In current times, the provision of insurance is a very important part of our day-to-day lives – whether it be insurance of our lives, cars, houses or health. This has been demonstrated most graphically during the recent Queensland floods and cyclone Yasi.

In all cases, the individual buying insurance expects to pay a fair premium relative to the risk that is being insured. In Australia, insurers generally price their products based on the best available statistical information on similar past events, allowing for forward trends – although there are some legislative constraints, such as in the health insurance market, where prices cannot vary by age or state of health (although loadings are added for those who buy health insurance after the age of 30).

What is a fair price?

For the purposes of pricing, an insurer attempts to produce a homogeneous group in relation to the risks it is covering. Life insurance companies have built a history of insured lives and claims experience over many decades. Based on this data, they are able to make decisions on the types of risks they are willing to take and the premiums they determine to be necessary in order to remain financially viable.

Ultimately, the insurer needs to charge premiums that are competitive in the market place while at the same time being profitable, including providing a reasonable return on capital for shareholders given the risks they are taking. The more specific the premium rates are relative to the risk being provided, the greater the confidence the insurer will have in the sustainability of the premiums it charges.

Determining premium rates

When an individual takes out life insurance, they will find their premium rate varies depending on factors that include their age, gender, occupation, smoking status and previous medical history, although not all of these are used in all cases.

The factors used to determine premiums are those that are most significant in differentiating the underlying risks. Individual insurers will make decisions as to how much time and effort will be required to collect information on the chosen risk factors for each individual applicant, relative to the differences in premiums that may arise. In those cases where the extra information will not affect the underlying premiums greatly, the insurer may choose to ignore that risk factor in setting premiums.

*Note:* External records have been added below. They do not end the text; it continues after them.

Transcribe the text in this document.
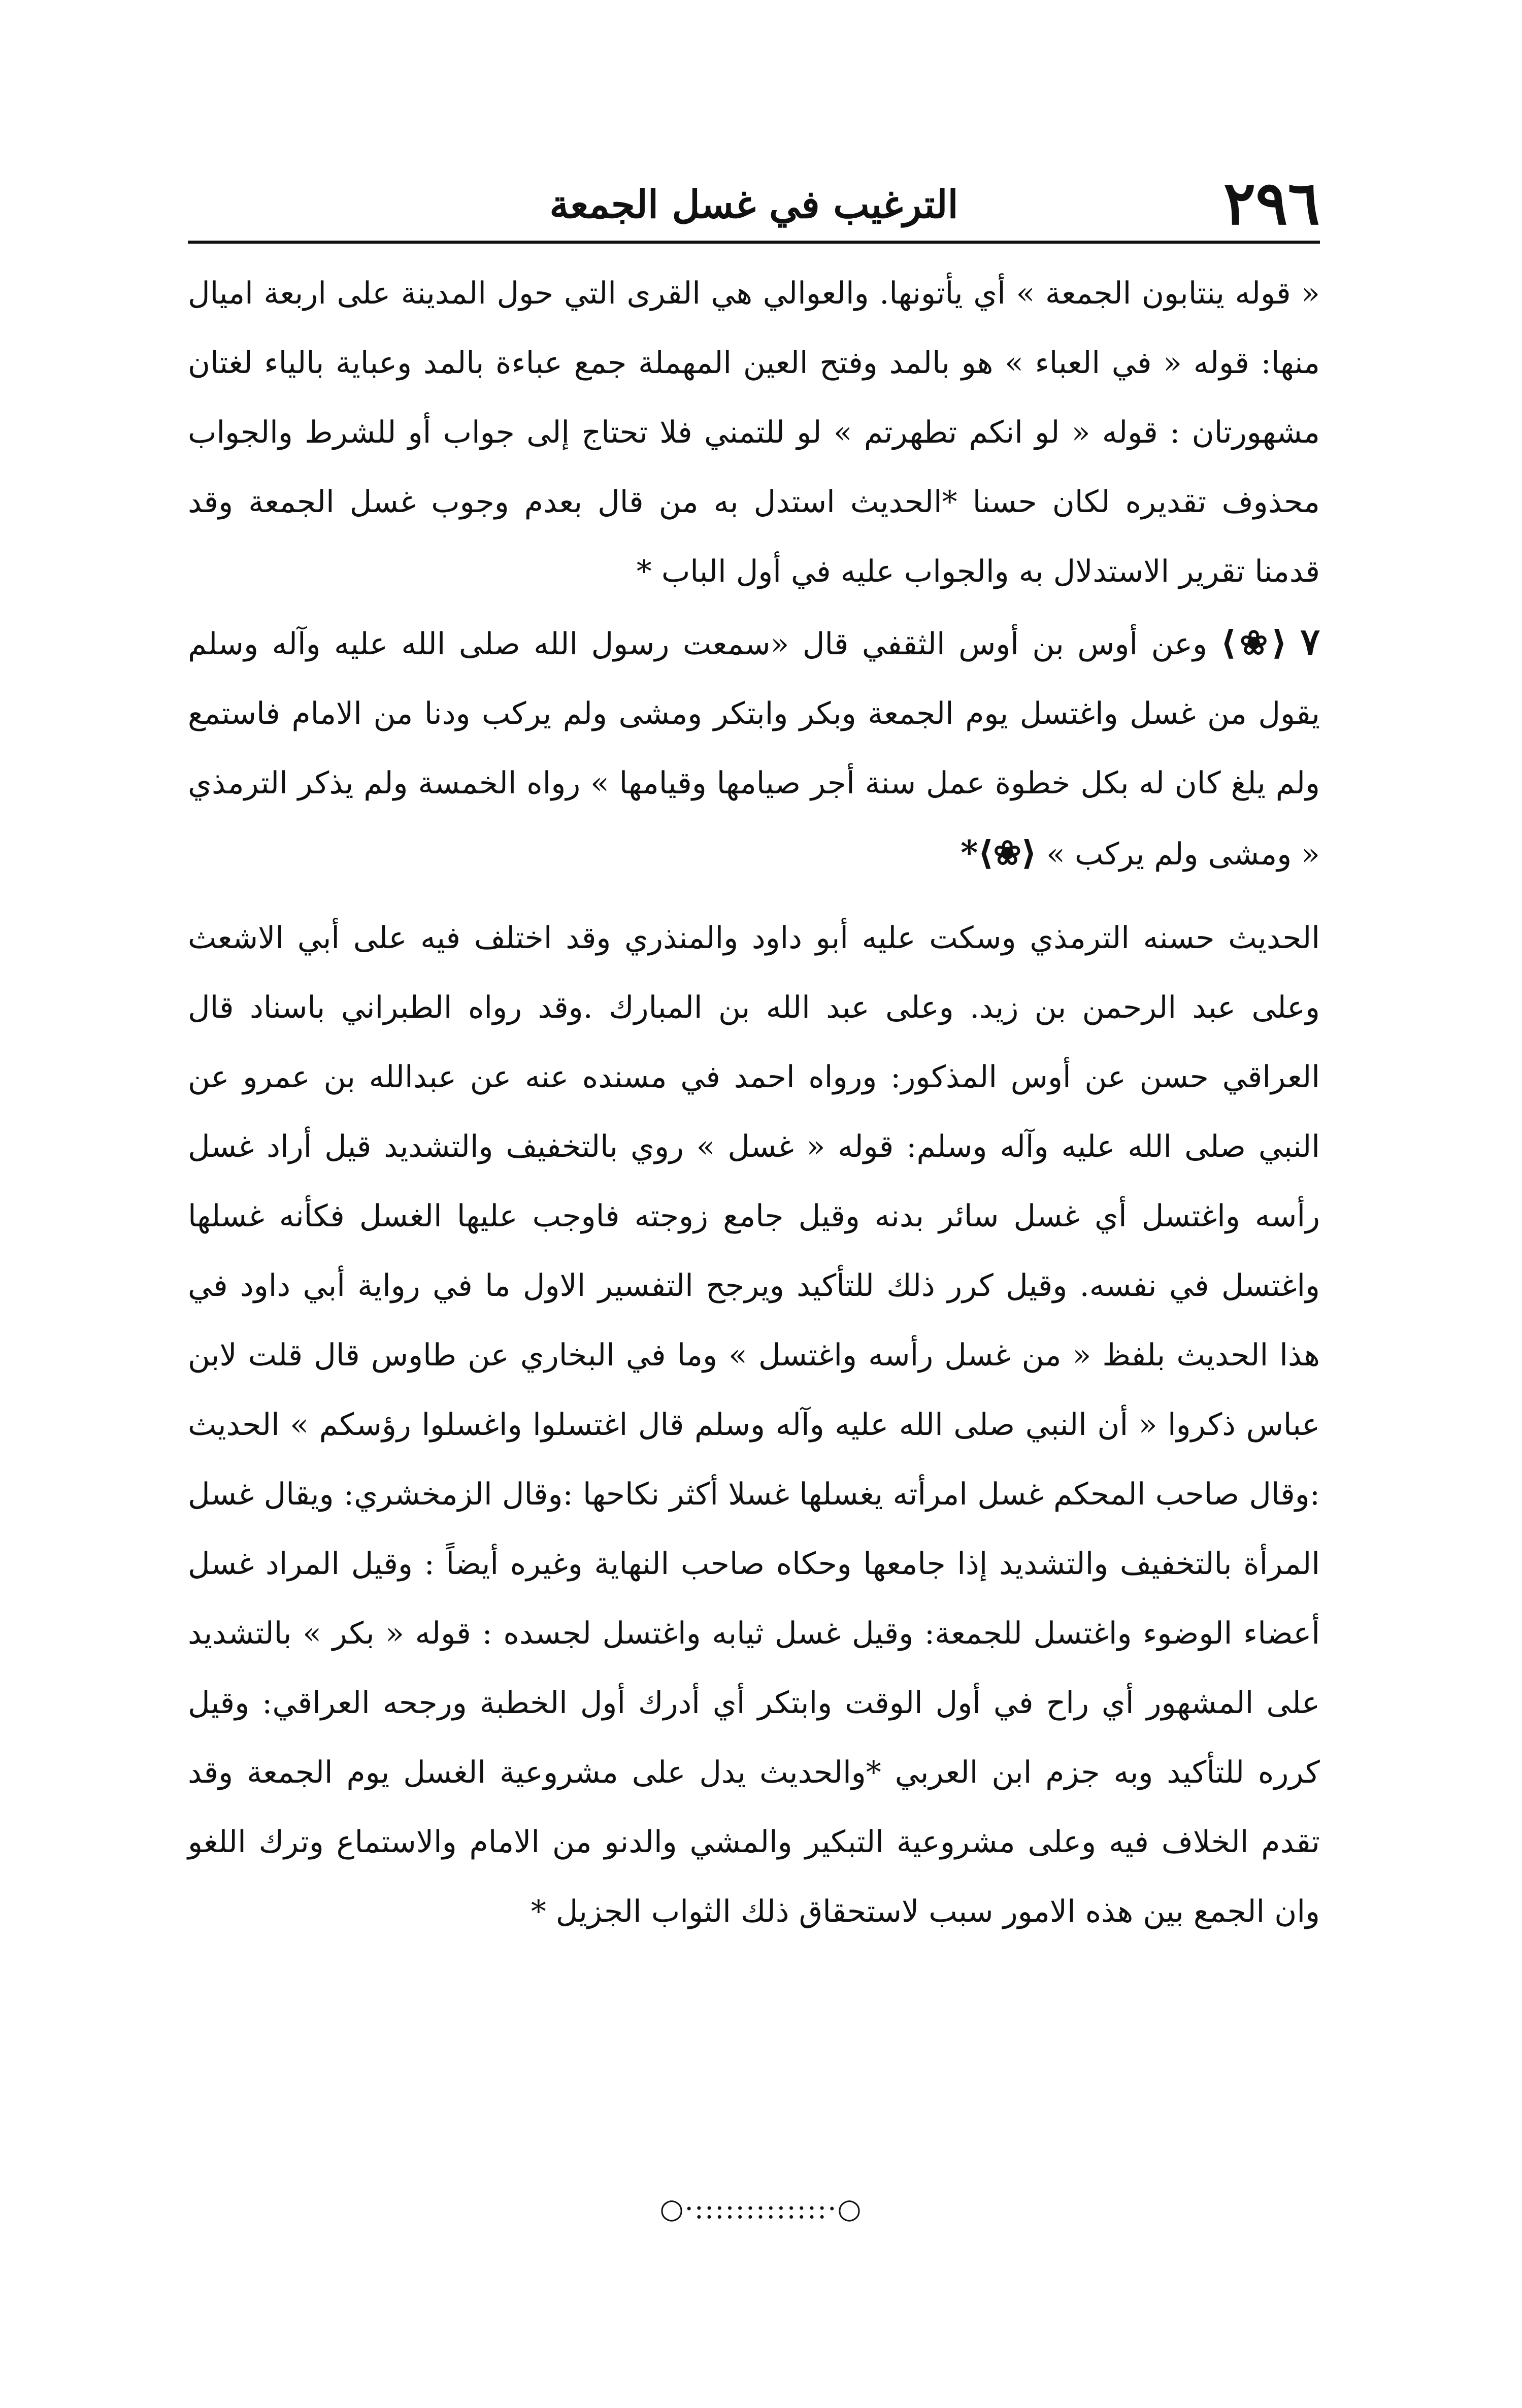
٢٩٦
الترغيب في غسل الجمعة

« قوله ينتابون الجمعة » أي يأتونها. والعوالي هي القرى التي حول المدينة على اربعة اميال منها: قوله « في العباء » هو بالمد وفتح العين المهملة جمع عباءة بالمد وعباية بالياء لغتان مشهورتان : قوله « لو انكم تطهرتم » لو للتمني فلا تحتاج إلى جواب أو للشرط والجواب محذوف تقديره لكان حسنا *الحديث استدل به من قال بعدم وجوب غسل الجمعة وقد قدمنا تقرير الاستدلال به والجواب عليه في أول الباب *

٧ ⟨❀⟩ وعن أوس بن أوس الثقفي قال «سمعت رسول الله صلى الله عليه وآله وسلم يقول من غسل واغتسل يوم الجمعة وبكر وابتكر ومشى ولم يركب ودنا من الامام فاستمع ولم يلغ كان له بكل خطوة عمل سنة أجر صيامها وقيامها » رواه الخمسة ولم يذكر الترمذي « ومشى ولم يركب » ⟨❀⟩*

الحديث حسنه الترمذي وسكت عليه أبو داود والمنذري وقد اختلف فيه على أبي الاشعث وعلى عبد الرحمن بن زيد. وعلى عبد الله بن المبارك .وقد رواه الطبراني باسناد قال العراقي حسن عن أوس المذكور: ورواه احمد في مسنده عنه عن عبدالله بن عمرو عن النبي صلى الله عليه وآله وسلم: قوله « غسل » روي بالتخفيف والتشديد قيل أراد غسل رأسه واغتسل أي غسل سائر بدنه وقيل جامع زوجته فاوجب عليها الغسل فكأنه غسلها واغتسل في نفسه. وقيل كرر ذلك للتأكيد ويرجح التفسير الاول ما في رواية أبي داود في هذا الحديث بلفظ « من غسل رأسه واغتسل » وما في البخاري عن طاوس قال قلت لابن عباس ذكروا « أن النبي صلى الله عليه وآله وسلم قال اغتسلوا واغسلوا رؤسكم » الحديث :وقال صاحب المحكم غسل امرأته يغسلها غسلا أكثر نكاحها :وقال الزمخشري: ويقال غسل المرأة بالتخفيف والتشديد إذا جامعها وحكاه صاحب النهاية وغيره أيضاً : وقيل المراد غسل أعضاء الوضوء واغتسل للجمعة: وقيل غسل ثيابه واغتسل لجسده : قوله « بكر » بالتشديد على المشهور أي راح في أول الوقت وابتكر أي أدرك أول الخطبة ورجحه العراقي: وقيل كرره للتأكيد وبه جزم ابن العربي *والحديث يدل على مشروعية الغسل يوم الجمعة وقد تقدم الخلاف فيه وعلى مشروعية التبكير والمشي والدنو من الامام والاستماع وترك اللغو وان الجمع بين هذه الامور سبب لاستحقاق ذلك الثواب الجزيل *

○·:::::::::::::·○
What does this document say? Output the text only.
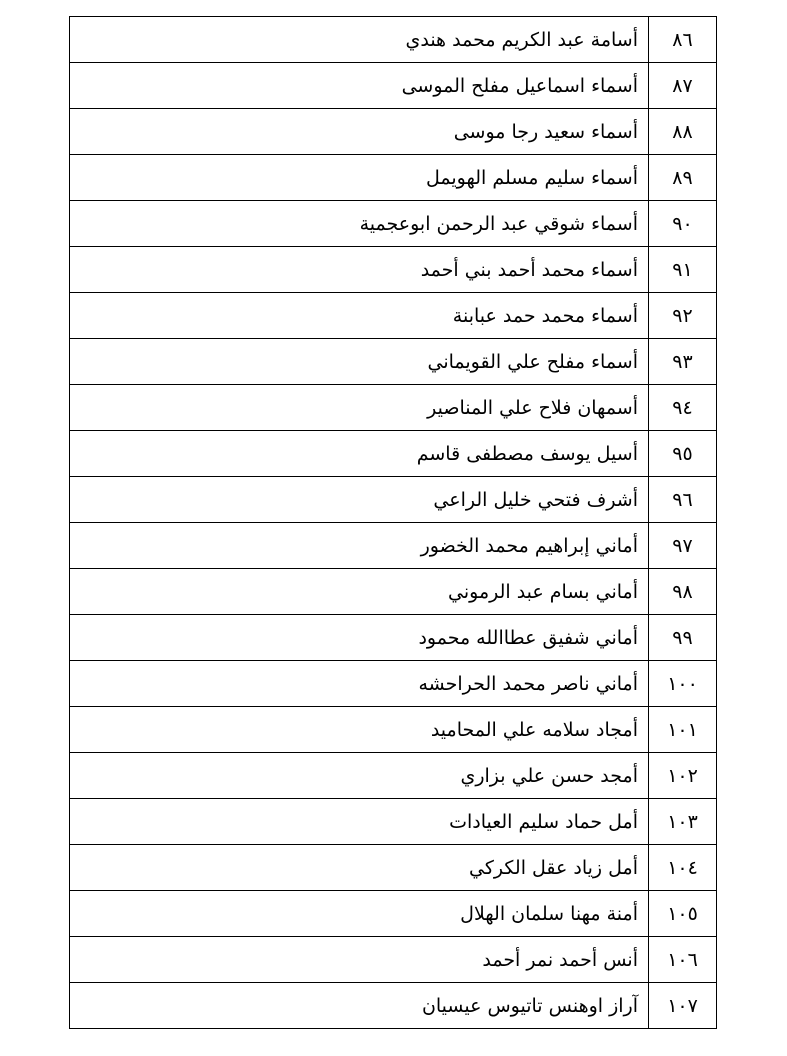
٨٦	أسامة عبد الكريم محمد هندي
٨٧	أسماء اسماعيل مفلح الموسى
٨٨	أسماء سعيد رجا موسى
٨٩	أسماء سليم مسلم الهويمل
٩٠	أسماء شوقي عبد الرحمن ابوعجمية
٩١	أسماء محمد أحمد بني أحمد
٩٢	أسماء محمد حمد عبابنة
٩٣	أسماء مفلح علي القويماني
٩٤	أسمهان فلاح علي المناصير
٩٥	أسيل يوسف مصطفى قاسم
٩٦	أشرف فتحي خليل الراعي
٩٧	أماني إبراهيم محمد الخضور
٩٨	أماني بسام عبد الرموني
٩٩	أماني شفيق عطاالله محمود
١٠٠	أماني ناصر محمد الحراحشه
١٠١	أمجاد سلامه علي المحاميد
١٠٢	أمجد حسن علي بزاري
١٠٣	أمل حماد سليم العيادات
١٠٤	أمل زياد عقل الكركي
١٠٥	أمنة مهنا سلمان الهلال
١٠٦	أنس أحمد نمر أحمد
١٠٧	آراز اوهنس تاتيوس عيسيان
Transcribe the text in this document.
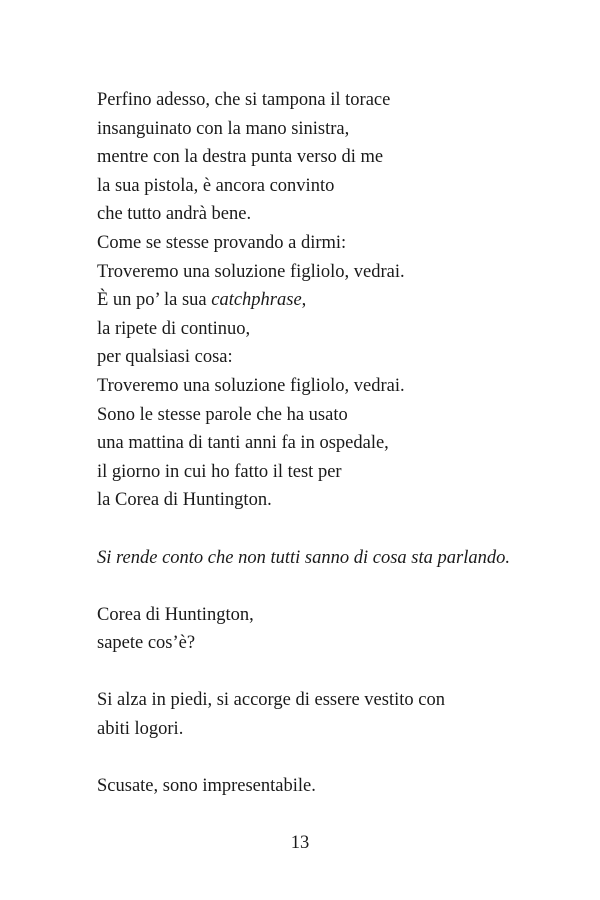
Perfino adesso, che si tampona il torace
insanguinato con la mano sinistra,
mentre con la destra punta verso di me
la sua pistola, è ancora convinto
che tutto andrà bene.
Come se stesse provando a dirmi:
Troveremo una soluzione figliolo, vedrai.
È un po’ la sua catchphrase,
la ripete di continuo,
per qualsiasi cosa:
Troveremo una soluzione figliolo, vedrai.
Sono le stesse parole che ha usato
una mattina di tanti anni fa in ospedale,
il giorno in cui ho fatto il test per
la Corea di Huntington.
Si rende conto che non tutti sanno di cosa sta parlando.
Corea di Huntington,
sapete cos’è?
Si alza in piedi, si accorge di essere vestito con
abiti logori.
Scusate, sono impresentabile.
13
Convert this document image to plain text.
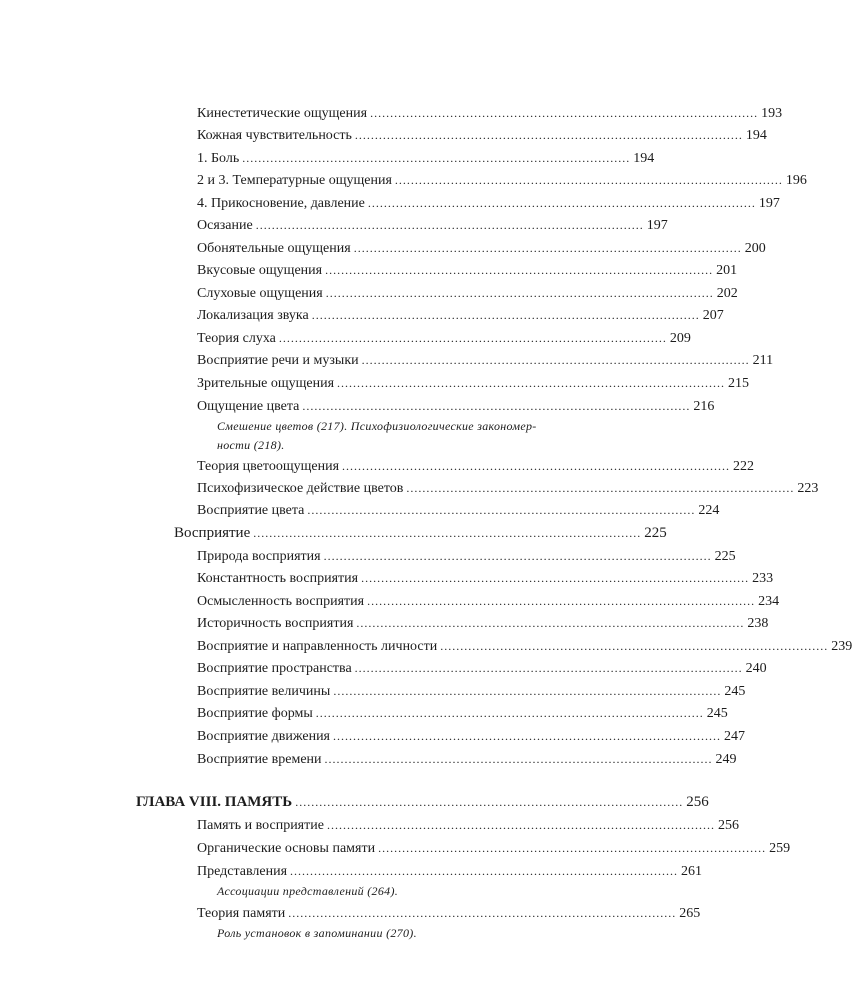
Кинестетические ощущения ................................................................................................. 193
Кожная чувствительность ................................................................................................. 194
1. Боль ................................................................................................. 194
2 и 3. Температурные ощущения ................................................................................................. 196
4. Прикосновение, давление ................................................................................................. 197
Осязание ................................................................................................. 197
Обонятельные ощущения ................................................................................................. 200
Вкусовые ощущения ................................................................................................. 201
Слуховые ощущения ................................................................................................. 202
Локализация звука ................................................................................................. 207
Теория слуха ................................................................................................. 209
Восприятие речи и музыки ................................................................................................. 211
Зрительные ощущения ................................................................................................. 215
Ощущение цвета ................................................................................................. 216
Смешение цветов (217). Психофизиологические закономер-
ности (218).
Теория цветоощущения ................................................................................................. 222
Психофизическое действие цветов ................................................................................................. 223
Восприятие цвета ................................................................................................. 224
Восприятие ................................................................................................. 225
Природа восприятия ................................................................................................. 225
Константность восприятия ................................................................................................. 233
Осмысленность восприятия ................................................................................................. 234
Историчность восприятия ................................................................................................. 238
Восприятие и направленность личности ................................................................................................. 239
Восприятие пространства ................................................................................................. 240
Восприятие величины ................................................................................................. 245
Восприятие формы ................................................................................................. 245
Восприятие движения ................................................................................................. 247
Восприятие времени ................................................................................................. 249
ГЛАВА VIII. ПАМЯТЬ ................................................................................................. 256
Память и восприятие ................................................................................................. 256
Органические основы памяти ................................................................................................. 259
Представления ................................................................................................. 261
Ассоциации представлений (264).
Теория памяти ................................................................................................. 265
Роль установок в запоминании (270).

Similarly, where information on a particular risk factor is difficult to obtain, the insurer may ignore it as a direct risk factor or choose a “proxy” risk factor instead. For example, it is well known that those who exercise frequently are at lower risk of heart disease and death, all other factors being equal. However, it is very difficult to verify an applicant’s exercise record and, indeed, to monitor it through the term of their insurance cover. It is therefore rarely used as a life insurance pricing factor, although there are examples, such as in the South African market, where price reductions can be secured by those who attend regular gym sessions.

Other examples are:

• Trauma cover, which is usually offered on the same premium terms regardless of the individual’s occupation; and

• Death cover in the adviser market, which is often provided without an occupational differential.

In the retail risk insurance market, one recent innovation has been the introduction of a “healthy lives” pricing category by Asteron under which the client can obtain an initial 20 per cent premium discount, depending on a range of additional underwriting factors, including:

• Whether they have been a non-smoker for at least five years;

• Medical history and diagnostics such as weight, body mass index, blood pressure and cholesterol;

• Family history;

• Driving record;

• Lifestyle and occupational hazards; and

• Whether they have been accepted on standard terms for all previous insurances.

Current practice in super

It is interesting to review how superannuation funds price their insurance offerings. The default level of insurance cover provided by industry funds is often initially priced at a standard rate regardless of occupation. This is done for convenience, given the large member movements that occur. However, it is increasingly common for a member to apply for cheaper rates, or higher cover, if they are in a white collar or professional occupation. This is usually achieved by the member simply advising their occupational classification on the application form.